Depuis Le portrait d’une dame est le seul autre roman d’Henry James que j’ai lu, c’est mon seul paramètre. Par rapport à ce livre, j’ai trouvé Le bol d’or plus direct dans le format et donc plus facile à suivre. Il se concentre sur les personnages, leurs communications et un peu moins sur leurs sentiments personnels et l’influence des scènes. Je ne pense pas que la prose soit aussi tortueuse qu’elle l’est dans Le portrait d’une dame, et l’intrigue plus directe, et James semble ici exiger moins du lecteur.

Tandis que Le portrait d’une dame concerne l’angoisse interne d’Isabel Archer, nous sommes ici face à deux personnages, Prince Amerigo et Maggie Verver, voire trois, si l’on inclut Charlotte Stant. En lisant Le bol d’or, je ne pouvais pas entièrement sympathiser avec son personnage le plus convaincant, Maggie, car son rôle de trahie est en partie le résultat de ses actions. Alors que dans Le portrait d’une dame, je me sentais sincèrement pour Isabel Archer, malgré sa naïveté. Ainsi, j’étais beaucoup plus impliqué dans la lecture de ce dernier.

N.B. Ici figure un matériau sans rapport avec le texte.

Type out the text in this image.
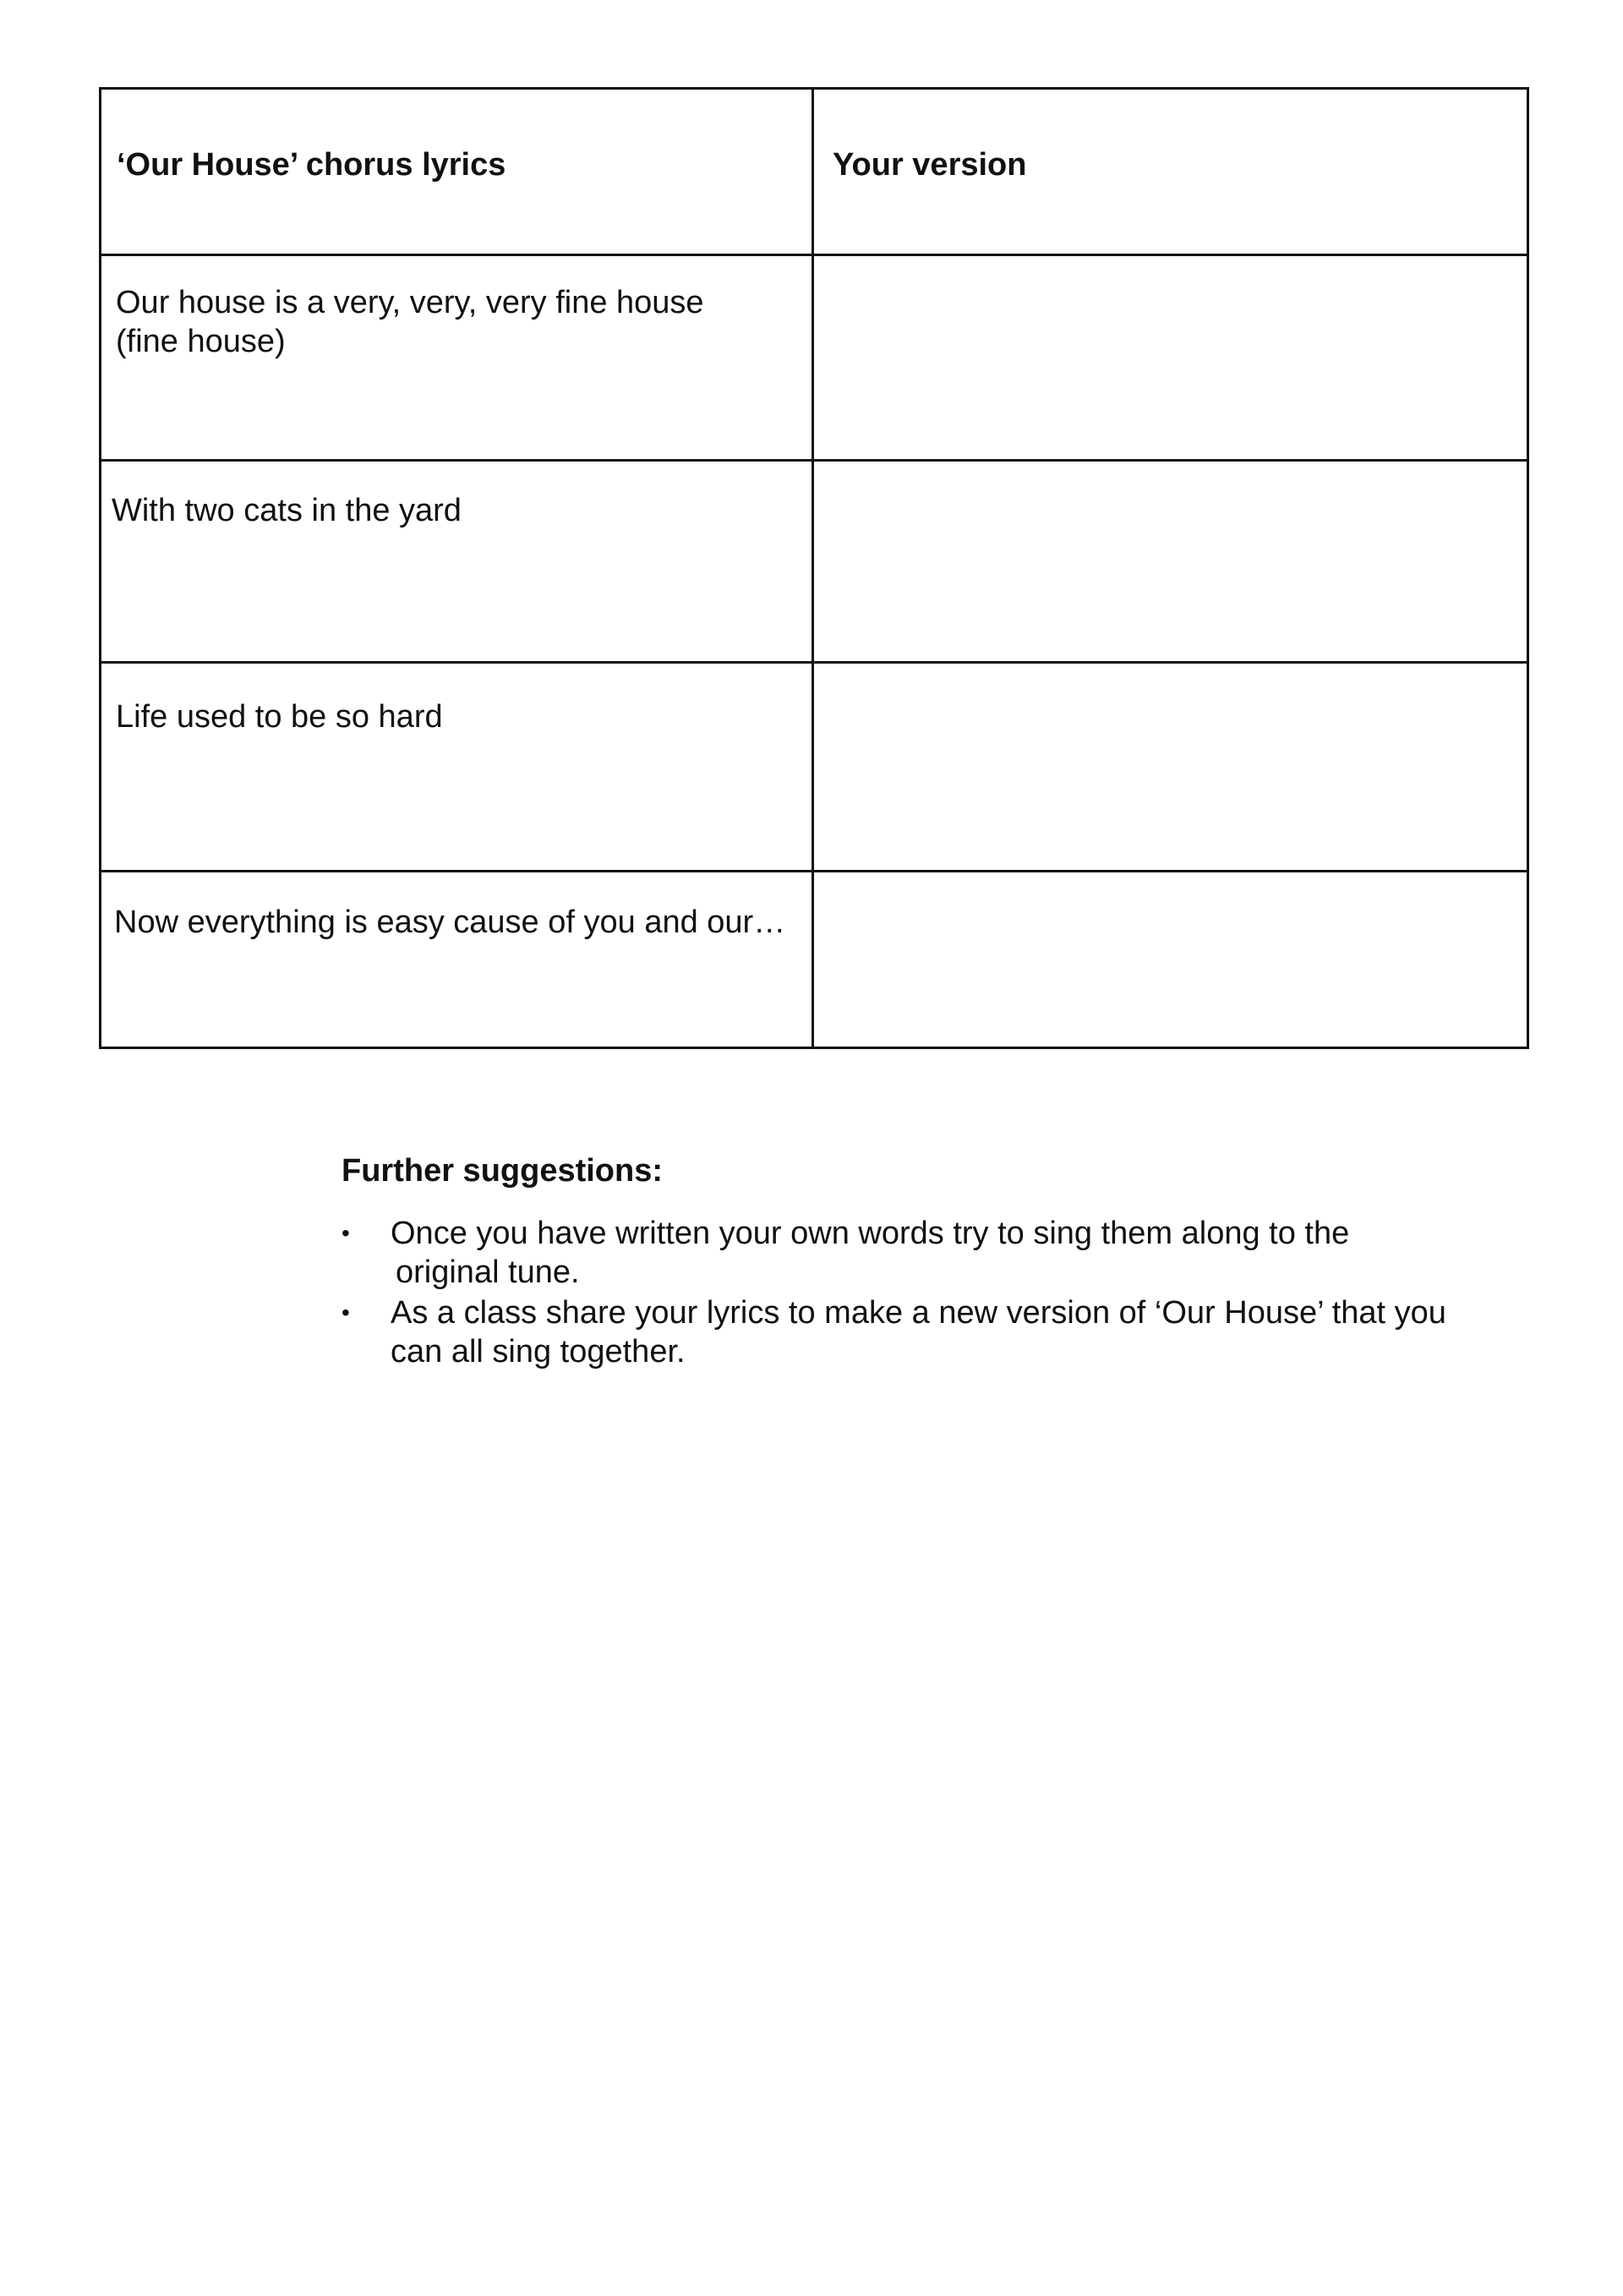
‘Our House’ chorus lyrics	Your version

Our house is a very, very, very fine house
(fine house)	

With two cats in the yard	

Life used to be so hard	

Now everything is easy cause of you and our…	

Further suggestions:
• Once you have written your own words try to sing them along to the
original tune.
• As a class share your lyrics to make a new version of ‘Our House’ that you
can all sing together.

Il semble juste de dire que Maggie s’affirme ; elle n’a pas semblé devenir une victime si l’on considère son mariage. Mais jusqu’à la fin, elle croit qu’elle et son père ont le plus perdu. Alors, quelle option avait-elle sinon choisir son mariage, aurait-elle pu choisir son père au détriment de cela ? Pas à son époque. Ainsi, en un sens, elle se résigne à son sort tout comme Isabel Archer l’a fait dans Le portrait d’une dame. Bien sûr, les actions de Maggie sont ce qui définira comment Le bol d’or se termine, alors qu’Isabel Archer mène également son roman à sa clôture. Leurs choix, que nous soyons d’accord ou non avec eux. On pourrait dire que la décision d’Isabel était plus morale, et celle de Maggie plus opportune.

J’espère avoir assez bien expliqué mon choix ici, mais au fond c’est une question de préférence, et j’ai mieux aimé Isabel Archer et j’ai apprécié Le portrait d’une dame Suite. Malgré ses 4 étoiles, j’ai adoré lire Le bol d’or, et le recommande fortement.